Would YOU support such an organization? This is real – and it’s one of many.
The sad reality is that not all charities are good.
For example, the American Society for the Prevention of Cruelty to Animals (ASPCA) allegedly pays its CEO a base salary of nearly $1,000,000 (plus benefits) and spends 80-plus percent of every dollar donated on overheads and fundraising. Since its founding in 2010, 600 Million Stray Dogs Need You has raised a ton of money while claiming to have several scientists developing a pill to sterilize street dogs and control overpopulation but 15 years later has no viable pill (and can’t seem to name a single scientist who has worked on the project). The Kids Wish Network has been rated as one of the worst charities in the United States – allegedly spending only THREE CENTS of every dollar donated on wish-granting.

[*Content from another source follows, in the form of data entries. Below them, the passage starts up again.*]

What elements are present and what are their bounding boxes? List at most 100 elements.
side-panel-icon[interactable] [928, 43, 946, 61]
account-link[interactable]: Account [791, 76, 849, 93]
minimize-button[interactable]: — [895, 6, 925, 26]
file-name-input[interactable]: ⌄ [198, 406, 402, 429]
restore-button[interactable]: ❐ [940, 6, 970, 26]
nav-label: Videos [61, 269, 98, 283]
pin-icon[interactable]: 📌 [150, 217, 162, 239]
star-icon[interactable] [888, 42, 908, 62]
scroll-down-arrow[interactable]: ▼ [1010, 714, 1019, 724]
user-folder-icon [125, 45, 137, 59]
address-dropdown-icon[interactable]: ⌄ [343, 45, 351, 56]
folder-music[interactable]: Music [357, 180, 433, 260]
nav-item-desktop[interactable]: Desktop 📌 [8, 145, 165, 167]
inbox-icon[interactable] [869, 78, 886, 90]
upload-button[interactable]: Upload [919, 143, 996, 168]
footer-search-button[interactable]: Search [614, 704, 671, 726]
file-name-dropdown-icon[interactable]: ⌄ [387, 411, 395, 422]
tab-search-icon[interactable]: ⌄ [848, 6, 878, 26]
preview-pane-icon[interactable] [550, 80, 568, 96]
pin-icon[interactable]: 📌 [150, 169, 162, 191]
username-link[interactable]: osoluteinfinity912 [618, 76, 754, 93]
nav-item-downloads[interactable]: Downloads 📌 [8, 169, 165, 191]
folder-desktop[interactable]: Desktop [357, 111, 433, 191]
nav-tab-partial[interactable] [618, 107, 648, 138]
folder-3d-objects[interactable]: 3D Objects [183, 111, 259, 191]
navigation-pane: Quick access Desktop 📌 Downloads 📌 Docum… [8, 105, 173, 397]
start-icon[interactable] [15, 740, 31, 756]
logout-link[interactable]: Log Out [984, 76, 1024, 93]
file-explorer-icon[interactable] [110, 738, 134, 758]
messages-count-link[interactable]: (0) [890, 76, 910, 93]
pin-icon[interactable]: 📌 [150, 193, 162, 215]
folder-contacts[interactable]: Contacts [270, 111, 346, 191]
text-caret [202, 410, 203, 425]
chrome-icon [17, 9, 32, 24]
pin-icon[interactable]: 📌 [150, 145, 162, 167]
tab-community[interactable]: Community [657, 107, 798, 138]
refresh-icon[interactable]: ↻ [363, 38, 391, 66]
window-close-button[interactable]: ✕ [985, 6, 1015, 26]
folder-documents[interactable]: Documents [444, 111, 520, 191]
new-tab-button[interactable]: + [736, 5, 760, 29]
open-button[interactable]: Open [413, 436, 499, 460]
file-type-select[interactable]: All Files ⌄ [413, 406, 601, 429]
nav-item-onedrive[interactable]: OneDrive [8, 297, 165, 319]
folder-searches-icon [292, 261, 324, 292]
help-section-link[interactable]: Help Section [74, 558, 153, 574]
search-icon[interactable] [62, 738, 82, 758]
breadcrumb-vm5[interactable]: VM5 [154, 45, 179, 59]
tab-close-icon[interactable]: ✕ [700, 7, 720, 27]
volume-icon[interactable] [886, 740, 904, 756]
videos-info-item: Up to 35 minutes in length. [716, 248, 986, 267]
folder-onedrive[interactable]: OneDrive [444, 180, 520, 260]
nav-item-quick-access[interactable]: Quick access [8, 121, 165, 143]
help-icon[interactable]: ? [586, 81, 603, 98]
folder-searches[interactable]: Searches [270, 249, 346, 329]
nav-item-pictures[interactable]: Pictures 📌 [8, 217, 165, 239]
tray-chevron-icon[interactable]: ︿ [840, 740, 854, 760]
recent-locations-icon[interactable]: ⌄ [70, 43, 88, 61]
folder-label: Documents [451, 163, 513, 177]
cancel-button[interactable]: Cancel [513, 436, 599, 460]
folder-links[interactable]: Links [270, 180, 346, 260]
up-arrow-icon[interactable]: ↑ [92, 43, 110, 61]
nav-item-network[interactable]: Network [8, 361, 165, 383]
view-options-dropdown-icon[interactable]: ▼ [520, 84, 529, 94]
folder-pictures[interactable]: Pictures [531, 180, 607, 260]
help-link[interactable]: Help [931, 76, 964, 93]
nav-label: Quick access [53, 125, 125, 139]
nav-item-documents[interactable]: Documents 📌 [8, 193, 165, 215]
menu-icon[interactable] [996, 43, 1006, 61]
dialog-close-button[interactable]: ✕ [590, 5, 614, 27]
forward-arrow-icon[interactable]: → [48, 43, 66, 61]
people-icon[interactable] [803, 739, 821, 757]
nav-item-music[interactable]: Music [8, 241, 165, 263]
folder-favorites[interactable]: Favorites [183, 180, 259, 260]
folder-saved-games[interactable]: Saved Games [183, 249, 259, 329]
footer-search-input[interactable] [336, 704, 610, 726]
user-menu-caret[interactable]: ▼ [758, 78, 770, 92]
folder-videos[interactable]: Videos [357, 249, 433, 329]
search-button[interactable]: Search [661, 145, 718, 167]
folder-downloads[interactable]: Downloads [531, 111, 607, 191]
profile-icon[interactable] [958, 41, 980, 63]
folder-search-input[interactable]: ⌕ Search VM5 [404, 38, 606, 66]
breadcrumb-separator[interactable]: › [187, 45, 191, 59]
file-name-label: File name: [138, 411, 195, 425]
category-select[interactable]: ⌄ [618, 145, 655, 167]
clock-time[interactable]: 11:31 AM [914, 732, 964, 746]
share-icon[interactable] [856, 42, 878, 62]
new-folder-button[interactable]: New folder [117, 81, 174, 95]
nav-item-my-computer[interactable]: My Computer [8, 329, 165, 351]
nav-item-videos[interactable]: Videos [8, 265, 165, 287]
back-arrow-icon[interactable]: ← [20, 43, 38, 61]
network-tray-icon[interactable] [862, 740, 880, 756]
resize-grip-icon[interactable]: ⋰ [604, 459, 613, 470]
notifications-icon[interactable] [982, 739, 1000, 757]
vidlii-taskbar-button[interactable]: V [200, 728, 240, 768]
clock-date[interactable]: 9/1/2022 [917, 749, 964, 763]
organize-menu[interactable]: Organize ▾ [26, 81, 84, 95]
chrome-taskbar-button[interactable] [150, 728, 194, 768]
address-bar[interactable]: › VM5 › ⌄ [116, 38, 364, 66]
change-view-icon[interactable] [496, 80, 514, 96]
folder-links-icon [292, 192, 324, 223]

The Wounded Warrior Project has also long been judged as among the worst charities in America. The People for the Ethical Treatment of Animals (PETA) is alleged to have put to death nearly 98 percent of the dogs it has “saved.” This list is also endless.
When darts players raise money and/or donate, to make informed choices it behooves all of us to investigate the charity that will “benefit.” Check a charity’s IRS tax filings in the US (or the UK Charity Commission). Check with state Attorney General’s offices. Check Charity Navigator. Check GuideStar. Check Charity Watch. Maybe check Glassdoor and Trustpilot – what staff and former staff, and donors, have to say can be illuminating.
But still be wary. Some charities are damn bad. Some are run by mere grifters who pull at donor’s heartstrings to obtain donations and then use the overwhelming majority of funds raised to line their own pockets and live the high life.
Most important (I say this as a darts player by night and having been a fundraising consultant by day for 40-plus years – I have witnessed the good, bad and ugly), one should have trust in those undertaking the fundraising – those vouching for the integrity of the charity on behalf of which they are asking for your support. If in doubt donate elsewhere.
In my book, darts players are in good hands anytime Johnny Kuczynski, Gary Yourman, John Lowe, Keith Deller, Rob Heckman (and SO many others that we all know well) are leading the charge.